По симптомам, на которые жаловались люди: «боль во всем теле», ничего нельзя было понять. И все же было очевидно, что они действительно больны. Они надрезали во многих местах свое тело, чтобы пустить кровь в виде лечебного средства. Лекарства, которые мы им давали, основываясь на догадках, что их болезнь является результатом внезапного охлаждения организма, не производили никакого действия. Через два дня один из них умер, насколько мы могли судить, вследствие перехода из болотной атмосферы в более чистую и разреженную.

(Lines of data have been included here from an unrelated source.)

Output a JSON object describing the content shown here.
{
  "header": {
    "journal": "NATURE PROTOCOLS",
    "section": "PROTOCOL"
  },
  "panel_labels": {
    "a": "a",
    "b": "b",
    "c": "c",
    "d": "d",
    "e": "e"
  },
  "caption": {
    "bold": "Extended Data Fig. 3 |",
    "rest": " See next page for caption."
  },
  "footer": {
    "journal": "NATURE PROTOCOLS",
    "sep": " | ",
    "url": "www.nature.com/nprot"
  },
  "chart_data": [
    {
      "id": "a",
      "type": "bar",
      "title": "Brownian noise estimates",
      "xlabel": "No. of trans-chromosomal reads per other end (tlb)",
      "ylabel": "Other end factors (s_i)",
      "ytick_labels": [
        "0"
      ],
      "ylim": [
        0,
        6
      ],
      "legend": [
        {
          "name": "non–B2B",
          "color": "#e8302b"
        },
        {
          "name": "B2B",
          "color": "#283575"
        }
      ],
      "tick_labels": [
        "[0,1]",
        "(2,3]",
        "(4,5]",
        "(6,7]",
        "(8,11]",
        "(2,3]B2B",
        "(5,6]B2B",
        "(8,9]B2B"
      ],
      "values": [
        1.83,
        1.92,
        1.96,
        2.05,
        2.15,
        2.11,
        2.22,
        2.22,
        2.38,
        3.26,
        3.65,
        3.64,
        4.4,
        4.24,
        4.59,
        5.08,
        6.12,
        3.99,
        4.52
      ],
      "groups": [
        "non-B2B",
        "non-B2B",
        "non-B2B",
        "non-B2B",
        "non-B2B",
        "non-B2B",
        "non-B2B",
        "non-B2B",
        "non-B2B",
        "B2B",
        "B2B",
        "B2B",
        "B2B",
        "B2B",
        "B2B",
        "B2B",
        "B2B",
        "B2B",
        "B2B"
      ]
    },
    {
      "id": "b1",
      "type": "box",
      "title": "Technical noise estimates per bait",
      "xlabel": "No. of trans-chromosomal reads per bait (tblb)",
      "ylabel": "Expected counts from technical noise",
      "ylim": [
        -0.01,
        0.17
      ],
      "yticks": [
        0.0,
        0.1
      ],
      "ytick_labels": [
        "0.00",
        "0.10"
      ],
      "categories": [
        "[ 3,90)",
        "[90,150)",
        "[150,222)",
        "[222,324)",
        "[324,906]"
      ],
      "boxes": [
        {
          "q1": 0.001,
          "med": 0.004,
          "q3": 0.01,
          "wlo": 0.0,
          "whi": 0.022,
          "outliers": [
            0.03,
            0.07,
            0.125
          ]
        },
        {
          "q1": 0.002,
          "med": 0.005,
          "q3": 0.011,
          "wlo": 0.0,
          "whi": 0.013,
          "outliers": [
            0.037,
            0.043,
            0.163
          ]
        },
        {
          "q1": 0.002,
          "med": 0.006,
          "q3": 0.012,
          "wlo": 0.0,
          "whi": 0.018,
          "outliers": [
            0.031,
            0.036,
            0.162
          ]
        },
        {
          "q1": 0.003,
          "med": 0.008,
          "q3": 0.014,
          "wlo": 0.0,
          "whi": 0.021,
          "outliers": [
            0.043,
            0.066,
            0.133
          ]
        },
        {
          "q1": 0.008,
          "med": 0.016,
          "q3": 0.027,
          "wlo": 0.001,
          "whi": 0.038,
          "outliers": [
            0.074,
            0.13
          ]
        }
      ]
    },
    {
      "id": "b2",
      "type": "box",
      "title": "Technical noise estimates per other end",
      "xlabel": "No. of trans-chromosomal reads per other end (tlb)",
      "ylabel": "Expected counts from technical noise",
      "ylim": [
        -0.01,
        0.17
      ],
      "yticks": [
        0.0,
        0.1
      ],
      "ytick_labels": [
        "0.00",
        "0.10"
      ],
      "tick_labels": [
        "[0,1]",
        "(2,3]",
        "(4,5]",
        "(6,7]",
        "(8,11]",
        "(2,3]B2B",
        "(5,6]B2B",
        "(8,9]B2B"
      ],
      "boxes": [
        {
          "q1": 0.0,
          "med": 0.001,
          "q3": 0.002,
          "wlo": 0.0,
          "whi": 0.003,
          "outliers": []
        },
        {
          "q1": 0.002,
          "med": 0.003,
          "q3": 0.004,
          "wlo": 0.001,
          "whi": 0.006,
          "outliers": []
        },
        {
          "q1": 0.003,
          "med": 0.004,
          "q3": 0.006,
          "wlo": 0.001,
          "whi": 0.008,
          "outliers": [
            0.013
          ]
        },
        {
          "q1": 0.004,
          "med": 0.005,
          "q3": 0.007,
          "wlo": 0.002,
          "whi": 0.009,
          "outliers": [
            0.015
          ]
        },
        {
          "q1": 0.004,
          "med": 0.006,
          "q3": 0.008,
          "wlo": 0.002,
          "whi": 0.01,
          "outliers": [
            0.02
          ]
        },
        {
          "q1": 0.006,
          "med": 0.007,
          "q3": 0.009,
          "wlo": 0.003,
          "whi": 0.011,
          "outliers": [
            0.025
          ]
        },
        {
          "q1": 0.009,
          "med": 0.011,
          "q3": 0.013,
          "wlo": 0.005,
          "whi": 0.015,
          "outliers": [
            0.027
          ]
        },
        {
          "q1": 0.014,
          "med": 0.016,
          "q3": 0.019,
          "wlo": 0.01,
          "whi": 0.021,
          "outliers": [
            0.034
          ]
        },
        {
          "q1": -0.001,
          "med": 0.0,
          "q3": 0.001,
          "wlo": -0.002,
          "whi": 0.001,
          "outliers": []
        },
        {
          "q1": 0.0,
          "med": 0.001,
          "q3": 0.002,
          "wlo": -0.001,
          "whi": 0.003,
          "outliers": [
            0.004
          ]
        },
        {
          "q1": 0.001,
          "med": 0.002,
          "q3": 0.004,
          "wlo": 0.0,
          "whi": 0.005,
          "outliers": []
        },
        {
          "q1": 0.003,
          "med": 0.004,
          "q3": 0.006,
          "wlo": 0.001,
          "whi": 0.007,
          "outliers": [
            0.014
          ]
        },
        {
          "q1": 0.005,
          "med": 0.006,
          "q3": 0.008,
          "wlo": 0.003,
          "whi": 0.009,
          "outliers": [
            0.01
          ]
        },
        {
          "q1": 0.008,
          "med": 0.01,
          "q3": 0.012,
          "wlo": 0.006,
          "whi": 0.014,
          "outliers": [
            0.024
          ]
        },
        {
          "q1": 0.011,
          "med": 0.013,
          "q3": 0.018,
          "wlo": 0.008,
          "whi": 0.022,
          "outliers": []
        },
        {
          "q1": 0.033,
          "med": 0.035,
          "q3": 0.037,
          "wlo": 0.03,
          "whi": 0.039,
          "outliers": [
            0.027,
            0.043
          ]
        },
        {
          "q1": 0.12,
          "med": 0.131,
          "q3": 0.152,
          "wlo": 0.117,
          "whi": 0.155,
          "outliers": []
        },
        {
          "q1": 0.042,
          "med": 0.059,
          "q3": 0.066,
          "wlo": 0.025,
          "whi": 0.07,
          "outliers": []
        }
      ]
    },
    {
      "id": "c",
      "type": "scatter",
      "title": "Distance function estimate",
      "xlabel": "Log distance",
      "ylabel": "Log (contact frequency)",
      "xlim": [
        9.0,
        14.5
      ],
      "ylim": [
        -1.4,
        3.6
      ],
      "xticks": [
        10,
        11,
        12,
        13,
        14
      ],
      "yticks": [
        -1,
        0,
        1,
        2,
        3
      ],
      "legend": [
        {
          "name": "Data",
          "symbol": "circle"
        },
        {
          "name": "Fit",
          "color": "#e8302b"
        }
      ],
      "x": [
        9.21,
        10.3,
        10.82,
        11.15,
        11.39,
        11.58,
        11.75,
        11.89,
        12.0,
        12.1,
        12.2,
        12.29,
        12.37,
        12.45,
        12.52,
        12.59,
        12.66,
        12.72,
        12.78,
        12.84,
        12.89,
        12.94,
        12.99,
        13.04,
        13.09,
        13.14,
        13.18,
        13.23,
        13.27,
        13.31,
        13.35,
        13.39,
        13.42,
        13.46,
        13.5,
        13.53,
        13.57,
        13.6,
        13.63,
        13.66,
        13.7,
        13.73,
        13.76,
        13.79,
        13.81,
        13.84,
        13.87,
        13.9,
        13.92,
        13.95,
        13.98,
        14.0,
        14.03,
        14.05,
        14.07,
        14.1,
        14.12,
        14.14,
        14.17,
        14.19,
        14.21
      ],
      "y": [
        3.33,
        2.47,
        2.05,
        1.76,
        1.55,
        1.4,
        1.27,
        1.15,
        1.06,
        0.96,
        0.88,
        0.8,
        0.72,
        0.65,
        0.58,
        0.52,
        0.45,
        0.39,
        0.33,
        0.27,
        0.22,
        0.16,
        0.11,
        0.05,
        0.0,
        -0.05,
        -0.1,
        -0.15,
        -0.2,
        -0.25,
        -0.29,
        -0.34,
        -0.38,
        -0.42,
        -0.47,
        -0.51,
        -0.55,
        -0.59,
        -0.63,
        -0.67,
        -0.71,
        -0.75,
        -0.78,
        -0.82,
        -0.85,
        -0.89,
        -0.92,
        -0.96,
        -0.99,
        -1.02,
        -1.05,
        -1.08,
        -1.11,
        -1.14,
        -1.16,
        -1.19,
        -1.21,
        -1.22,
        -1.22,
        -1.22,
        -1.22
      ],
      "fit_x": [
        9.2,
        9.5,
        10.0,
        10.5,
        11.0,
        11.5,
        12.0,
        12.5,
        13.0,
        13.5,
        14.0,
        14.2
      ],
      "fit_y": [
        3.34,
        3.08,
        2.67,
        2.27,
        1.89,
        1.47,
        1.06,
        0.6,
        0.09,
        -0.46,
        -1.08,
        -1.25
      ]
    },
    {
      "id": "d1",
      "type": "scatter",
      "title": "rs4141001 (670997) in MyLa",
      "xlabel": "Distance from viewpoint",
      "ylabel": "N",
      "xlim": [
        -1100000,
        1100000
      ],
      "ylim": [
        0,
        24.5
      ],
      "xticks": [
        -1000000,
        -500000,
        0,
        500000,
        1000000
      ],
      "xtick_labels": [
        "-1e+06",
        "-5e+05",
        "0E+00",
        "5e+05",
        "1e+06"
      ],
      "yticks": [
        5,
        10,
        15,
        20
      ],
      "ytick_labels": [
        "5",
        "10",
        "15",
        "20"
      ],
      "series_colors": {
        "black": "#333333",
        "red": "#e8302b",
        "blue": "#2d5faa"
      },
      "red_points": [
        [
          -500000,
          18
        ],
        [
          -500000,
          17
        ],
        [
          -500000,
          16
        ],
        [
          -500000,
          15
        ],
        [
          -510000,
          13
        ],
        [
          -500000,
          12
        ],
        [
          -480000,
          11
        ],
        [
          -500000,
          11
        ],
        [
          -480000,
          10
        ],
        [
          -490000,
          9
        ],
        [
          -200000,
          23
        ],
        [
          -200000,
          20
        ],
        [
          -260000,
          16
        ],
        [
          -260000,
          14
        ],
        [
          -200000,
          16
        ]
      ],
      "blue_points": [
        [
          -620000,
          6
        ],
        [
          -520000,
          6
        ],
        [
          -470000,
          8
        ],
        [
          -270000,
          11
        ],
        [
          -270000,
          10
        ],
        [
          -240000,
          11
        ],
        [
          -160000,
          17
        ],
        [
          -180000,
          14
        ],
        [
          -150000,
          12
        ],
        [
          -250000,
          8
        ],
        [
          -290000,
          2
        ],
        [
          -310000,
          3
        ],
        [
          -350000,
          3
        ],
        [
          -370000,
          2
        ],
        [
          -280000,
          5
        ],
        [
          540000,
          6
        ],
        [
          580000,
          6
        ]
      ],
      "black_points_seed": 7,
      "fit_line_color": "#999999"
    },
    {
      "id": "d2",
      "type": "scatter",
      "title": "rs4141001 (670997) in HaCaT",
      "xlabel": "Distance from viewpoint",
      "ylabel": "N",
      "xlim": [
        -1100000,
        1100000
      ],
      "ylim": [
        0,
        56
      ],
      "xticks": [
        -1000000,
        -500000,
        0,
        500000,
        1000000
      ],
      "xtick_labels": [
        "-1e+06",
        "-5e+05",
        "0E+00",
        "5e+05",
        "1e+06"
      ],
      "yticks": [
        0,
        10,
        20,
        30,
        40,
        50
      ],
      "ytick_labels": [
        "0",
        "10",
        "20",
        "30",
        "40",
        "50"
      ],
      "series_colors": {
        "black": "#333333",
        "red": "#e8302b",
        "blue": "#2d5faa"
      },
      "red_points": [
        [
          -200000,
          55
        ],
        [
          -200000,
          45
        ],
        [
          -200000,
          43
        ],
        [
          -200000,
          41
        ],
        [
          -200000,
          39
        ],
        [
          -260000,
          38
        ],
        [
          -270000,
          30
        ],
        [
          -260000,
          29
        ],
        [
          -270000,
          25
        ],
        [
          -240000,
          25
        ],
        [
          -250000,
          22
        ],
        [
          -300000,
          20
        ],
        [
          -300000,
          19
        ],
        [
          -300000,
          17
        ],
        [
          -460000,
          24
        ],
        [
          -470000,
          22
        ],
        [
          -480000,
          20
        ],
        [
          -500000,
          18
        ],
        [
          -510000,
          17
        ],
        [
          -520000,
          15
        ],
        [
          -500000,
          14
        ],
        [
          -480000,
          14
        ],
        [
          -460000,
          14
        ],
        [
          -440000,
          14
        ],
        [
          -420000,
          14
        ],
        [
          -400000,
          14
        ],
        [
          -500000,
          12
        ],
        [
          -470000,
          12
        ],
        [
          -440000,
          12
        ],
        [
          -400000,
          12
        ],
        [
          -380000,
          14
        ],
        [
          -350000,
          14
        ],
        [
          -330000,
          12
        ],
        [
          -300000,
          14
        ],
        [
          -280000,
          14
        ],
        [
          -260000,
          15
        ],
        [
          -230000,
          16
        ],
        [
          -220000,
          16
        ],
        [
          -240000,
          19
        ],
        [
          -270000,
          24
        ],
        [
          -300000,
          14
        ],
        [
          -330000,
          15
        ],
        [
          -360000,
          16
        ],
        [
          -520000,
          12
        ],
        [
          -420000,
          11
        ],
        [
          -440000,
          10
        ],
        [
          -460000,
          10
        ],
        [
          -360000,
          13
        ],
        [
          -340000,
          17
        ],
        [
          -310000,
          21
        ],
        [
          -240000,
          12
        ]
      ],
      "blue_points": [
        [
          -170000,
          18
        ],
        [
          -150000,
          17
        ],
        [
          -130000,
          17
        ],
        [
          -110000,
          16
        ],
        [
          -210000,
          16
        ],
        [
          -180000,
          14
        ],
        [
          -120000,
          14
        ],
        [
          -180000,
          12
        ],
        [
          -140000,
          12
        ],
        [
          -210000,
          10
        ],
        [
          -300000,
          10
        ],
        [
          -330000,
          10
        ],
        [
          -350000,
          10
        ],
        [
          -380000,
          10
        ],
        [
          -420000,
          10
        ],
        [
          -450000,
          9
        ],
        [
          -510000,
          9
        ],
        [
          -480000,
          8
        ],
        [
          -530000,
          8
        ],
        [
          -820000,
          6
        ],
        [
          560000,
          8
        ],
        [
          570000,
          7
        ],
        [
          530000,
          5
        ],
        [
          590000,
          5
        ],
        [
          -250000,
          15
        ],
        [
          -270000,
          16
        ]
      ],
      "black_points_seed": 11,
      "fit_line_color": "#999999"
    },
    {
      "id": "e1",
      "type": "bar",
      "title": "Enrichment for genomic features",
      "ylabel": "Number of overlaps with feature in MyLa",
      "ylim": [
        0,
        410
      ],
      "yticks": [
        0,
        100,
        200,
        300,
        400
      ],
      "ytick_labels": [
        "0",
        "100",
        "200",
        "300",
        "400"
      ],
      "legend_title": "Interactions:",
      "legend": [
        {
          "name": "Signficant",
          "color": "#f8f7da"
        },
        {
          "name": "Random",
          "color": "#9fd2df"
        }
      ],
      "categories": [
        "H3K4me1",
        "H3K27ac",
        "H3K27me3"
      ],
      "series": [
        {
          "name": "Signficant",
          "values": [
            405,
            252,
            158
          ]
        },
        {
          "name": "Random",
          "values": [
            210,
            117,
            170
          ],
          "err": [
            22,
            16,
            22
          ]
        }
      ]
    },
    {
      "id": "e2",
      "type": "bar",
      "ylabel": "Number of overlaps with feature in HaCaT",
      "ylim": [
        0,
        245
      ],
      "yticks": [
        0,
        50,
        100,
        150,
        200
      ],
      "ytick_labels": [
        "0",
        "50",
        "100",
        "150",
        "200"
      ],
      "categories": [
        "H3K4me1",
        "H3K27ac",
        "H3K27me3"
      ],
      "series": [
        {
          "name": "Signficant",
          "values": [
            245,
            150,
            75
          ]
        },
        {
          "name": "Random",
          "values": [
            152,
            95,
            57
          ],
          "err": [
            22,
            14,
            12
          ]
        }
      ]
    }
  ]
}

Так как мы были на невольничьем тракте, то и жители близлежащих селений были менее приветливыми, чем обычно; когда мы говорили с ними об этом, они отвечали: «Те, которые приходят покупать невольников, сделали нас осторожными». Смертный случай в нашей группе, казалось, однако, пробудил в них сострадание. Они показали нам свое обычное место для погребения, дали нам мотыги и помогли вырыть могилу. Когда мы предложили уплатить им за все услуги, выяснилось, что они оказывали их нам, прекрасно зная всему цену. Они внесли в предъявленный нам счет пользование хижиной, циновкой, на которой лежал покойник, пользование мотыгами, плату за свой труд и за снадобья, которыми они посыпали могилу, чтобы умерший мог покоиться в мире.
То, что некоторым лекарствам, приготовленным из растений, известным только одним посвященным, приписывают особую силу, является самой выдающейся чертой африканской религии. Они считают, что имеется не только специфическое средство против всякой болезни плоти, но и против любой душевной скорби. Добрых духов умерших «азимо», или «базимо», можно умилостивить лекарствами и почтить приношением в жертву пива, или муки, или чего-нибудь другого, что они любили при жизни. Точно так же силой лекарств можно препятствовать злым духам – «мчези» (о которых мы слышали только в Тете и поэтому не можем быть уверены, что они принадлежат к чистым верованиям туземцев) нападать на сады и причинять там вред. Мы слышали, как человек, у которого болела голова, говорил: «Мой покойный отец сейчас ругает меня; я ощущаю его силу в своей голове». Потом мы заметили, что он отошел от нас, положил на лист в виде жертвы немного еды и начал молиться, глядя вверх туда, где, как ему казалось, должен был находиться дух его отца.
В своих молитвах они не хвастаются, как магометане. Они говорят о мире духов с благоговением и для совершения богослужения ищут тенистого и тихого места. Магометанин прав, когда, выставляя себя напоказ, прежде всего перед всеми склоняется к земле и выполняет повторяющиеся обряды, являющиеся символом его веры, так как его религия требует в большой степени показной набожности и лелеет в самодовольных фарисеях мысль о гордом превосходстве над всем человеческим родом. Африканец же, молясь, удаляется и этим в некотором роде похож на христианина, который идет в свою келью и при закрытых дверях молится.
Африканская первобытная религия, по-видимому, состоит в том, что существует один всемогущий творец неба и земли, который дал человеку различные земные растения для использования в качестве посредников между человеком и миром духов, в котором продолжают жить все, когда-либо родившиеся и умершие; по верованиям африканцев, грешно оскорблять подобных себе как среди живущих, так и среди усопших и смерть часто является наказанием за такое преступление, как колдовство.